LCG tight oil is mainly distributed in the upper and lower sweet spot, where in upper sweet spot source rocks TOC is mainly distributed in the range of 2–8%, lower sweet spot source rocks TOC is mainly distributed in the range of 0.5–6%, and non-sweet spot hydrocarbon source rocks TOC is mainly distributed in the 0.5–4%. Hydrocarbon source rocks abundance is significantly lower than the sweet spot, indicating that Lucaogou Formation tight oil is mainly distributed in the high organic abundance of source rocks symbiotic tight reservoirs, and high quality mature hydrocarbon source rocks inside or adjacent to tight reservoir is mainly tight oil distributed layer system.
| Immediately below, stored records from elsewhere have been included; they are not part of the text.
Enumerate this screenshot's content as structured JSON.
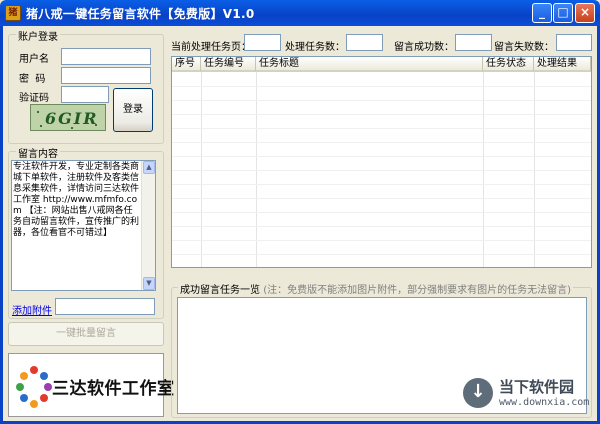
{
  "window": {
    "title": "猪八戒一键任务留言软件【免费版】V1.0",
    "icon_text": "猪"
  },
  "controls": {
    "minimize": "_",
    "maximize": "□",
    "close": "×"
  },
  "login": {
    "group_title": "账户登录",
    "username_label": "用户名",
    "username_value": "",
    "password_label": "密  码",
    "password_value": "",
    "captcha_label": "验证码",
    "captcha_value": "",
    "captcha_image_text": "6GIR",
    "login_button": "登录"
  },
  "message": {
    "group_title": "留言内容",
    "content": "专注软件开发，专业定制各类商城下单软件，注册软件及客类信息采集软件，详情访问三达软件工作室 http://www.mfmfo.com 【注：网站出售八戒网各任务自动留言软件，宣传推广的利器，各位看官不可错过】",
    "add_attachment_link": "添加附件",
    "attachment_value": "",
    "batch_button": "一键批量留言"
  },
  "stats": {
    "current_page_label": "当前处理任务页：",
    "current_page_value": "",
    "tasks_count_label": "处理任务数：",
    "tasks_count_value": "",
    "success_label": "留言成功数：",
    "success_value": "",
    "fail_label": "留言失败数：",
    "fail_value": ""
  },
  "table": {
    "columns": [
      "序号",
      "任务编号",
      "任务标题",
      "任务状态",
      "处理结果"
    ]
  },
  "success_panel": {
    "title": "成功留言任务一览",
    "note": "(注：免费版不能添加图片附件，部分强制要求有图片的任务无法留言)"
  },
  "logo": {
    "text": "三达软件工作室"
  },
  "watermark": {
    "title": "当下软件园",
    "url": "www.downxia.com"
  },
  "colors": {
    "titlebar": "#0842C6",
    "window_bg": "#ECE9D8",
    "link": "#0000EE"
  }
}
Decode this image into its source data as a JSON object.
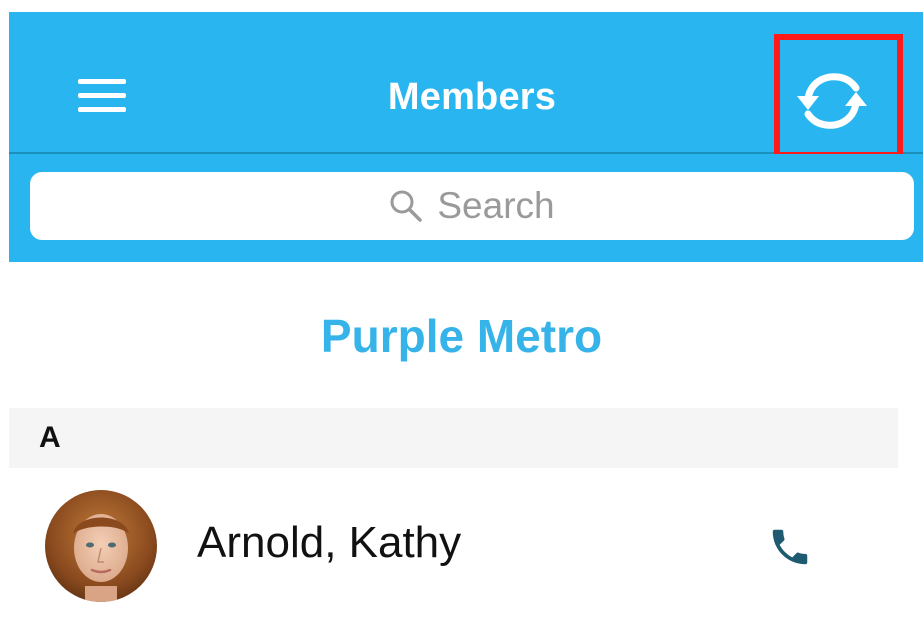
{
  "header": {
    "title": "Members",
    "menu_icon": "hamburger-menu-icon",
    "refresh_icon": "refresh-sync-icon",
    "highlight_color": "#ff1a1a"
  },
  "search": {
    "placeholder": "Search",
    "icon": "search-icon"
  },
  "group": {
    "title": "Purple Metro"
  },
  "sections": [
    {
      "letter": "A",
      "members": [
        {
          "name": "Arnold, Kathy",
          "avatar_icon": "avatar",
          "call_icon": "phone-icon"
        }
      ]
    }
  ],
  "colors": {
    "nav_bg": "#29b6f0",
    "group_title": "#36b3e8",
    "phone_icon": "#1f5b70",
    "section_bg": "#f5f5f5"
  }
}
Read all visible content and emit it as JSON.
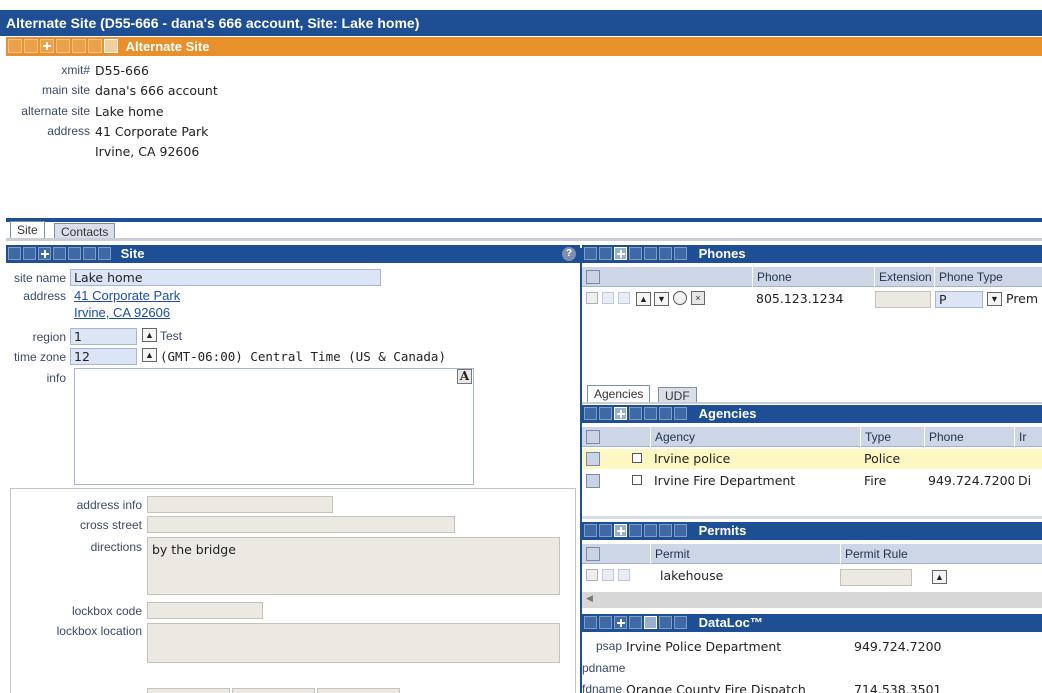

The LCG tight oil accumulation is controlled by source rock and proved by that tight oil is mainly distributed in the region with thick source rocks and high abundance of organic matter. LCG Formation tight oil is mainly distributed in the region with hydrocarbon source rock accumulated thickness of more than 200 m region, where many commercial oil flow wells are located, such as J 174 well and J 251 well (Fig. 8a). And there are many evidence oil and gas wells in the region with source rock thickness of less than 200 m, such as J 27 well, J 29 well and J 35 well. The organic matter abundance also has significant control on tight oil distribution which is mainly distributed in the area of source rocks with TOC higher than 3.5% (Fig. 8b).

Fig. 8
figure 8

Source rocks and tight oil distribution of LCG Formation in the Jimsar Sag, Junggar Basin: a source rocks thickness; b TOC of source rocks

Conclusion

  1. 1.

    The average total organic carbon content and hydrocarbon generating potential of LCG source rocks are 3.36% and 15.61 mg/g, respectively, which have reached the standards for “good” hydrocarbon source rock. The LCG organic matter is dominated by type I and II kerogen and in the low maturity to mature evolution stage.

  2. 2.

    The analysis of the biomarker distribution indicates that the tight oil migration is dominated by primary or short-distance migration. In the upper sweet section, the tight oil and source rock both display high value of Pr/Ph (>1), low C27 steranes, moderate C28 steranes, and high C29 steranes. And in the lower sweet spot, the tight oil and source rock also show the same characteristics.

  3. (3)

    It is concluded that the LCG tight oil accumulation is controlled by source rocks, which is proved by that oil is mainly distributed in the region with thick source rocks and high abundance of organic matter.